Originally Posted by RuggedExposure
How would one go about checking the valve timing?
Could this be a problem that would slowly creep up out of no where?
I just finished a top end rebuild on my Dr to replace some leaking valve seals. Before you throw that engine back together it would be a very good idea to lap the valves.
Remove the valve springs (you need a special c-clamp like thing to do this), put some valve grinding compound around the edge of the valve, slide it back in the head, then with the suction cup tool twist back and forth till you hear the grinding sound change. Lift, then repeat until the sound basically stays the same. You can get all this at advance, though when I called to ask they had no idea what I was talking about. I would also recommend replacing the valve seals since you have everything apart.

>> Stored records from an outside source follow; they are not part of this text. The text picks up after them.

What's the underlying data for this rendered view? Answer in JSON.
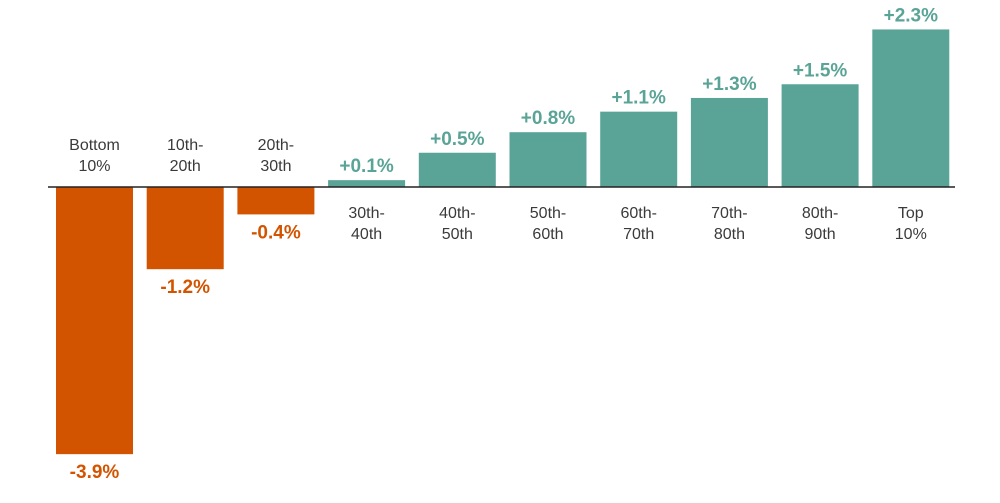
{
  "chart_data": {
    "type": "bar",
    "categories": [
      [
        "Bottom",
        "10%"
      ],
      [
        "10th-",
        "20th"
      ],
      [
        "20th-",
        "30th"
      ],
      [
        "30th-",
        "40th"
      ],
      [
        "40th-",
        "50th"
      ],
      [
        "50th-",
        "60th"
      ],
      [
        "60th-",
        "70th"
      ],
      [
        "70th-",
        "80th"
      ],
      [
        "80th-",
        "90th"
      ],
      [
        "Top",
        "10%"
      ]
    ],
    "values": [
      -3.9,
      -1.2,
      -0.4,
      0.1,
      0.5,
      0.8,
      1.1,
      1.3,
      1.5,
      2.3
    ],
    "value_labels": [
      "-3.9%",
      "-1.2%",
      "-0.4%",
      "+0.1%",
      "+0.5%",
      "+0.8%",
      "+1.1%",
      "+1.3%",
      "+1.5%",
      "+2.3%"
    ],
    "ylim": [
      -3.9,
      2.3
    ],
    "grid": false,
    "legend": "none",
    "colors": {
      "positive": "#5aa497",
      "negative": "#d35400",
      "axis": "#222222"
    }
  }
}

Since the current suspect is valve leakage I would recommend cleaning everything the best you can. Take a wire wheel to the head, valves, and top of the piston (super dense you won't hurt it). You can also do this for the metal header seal. Just be careful not to scrape the aluminum where a tight seal is needed.....
Oh yeah timing. Remove the cover for the top dead center viewer thing. It should be near the front of the left side case cover. Not the cap that looks like it covers the crank. Anyway rotate the engine to TDC or "T" as the indicator will say, Then when you throw the engine back together put the cam on with both "lobes" or whatever you call them, pointing down. Simple. But as someone else said, your cam chain could be over-stretched which caused a link to skip. I don't know how likely this is to happen but check how extended your cam chain tensioner is.
Also check out what happened to my turn signal relay when two badly connected turn signal wires touched.
No but really my turn signals won't work and any tips on the possible culprit would be appreciated.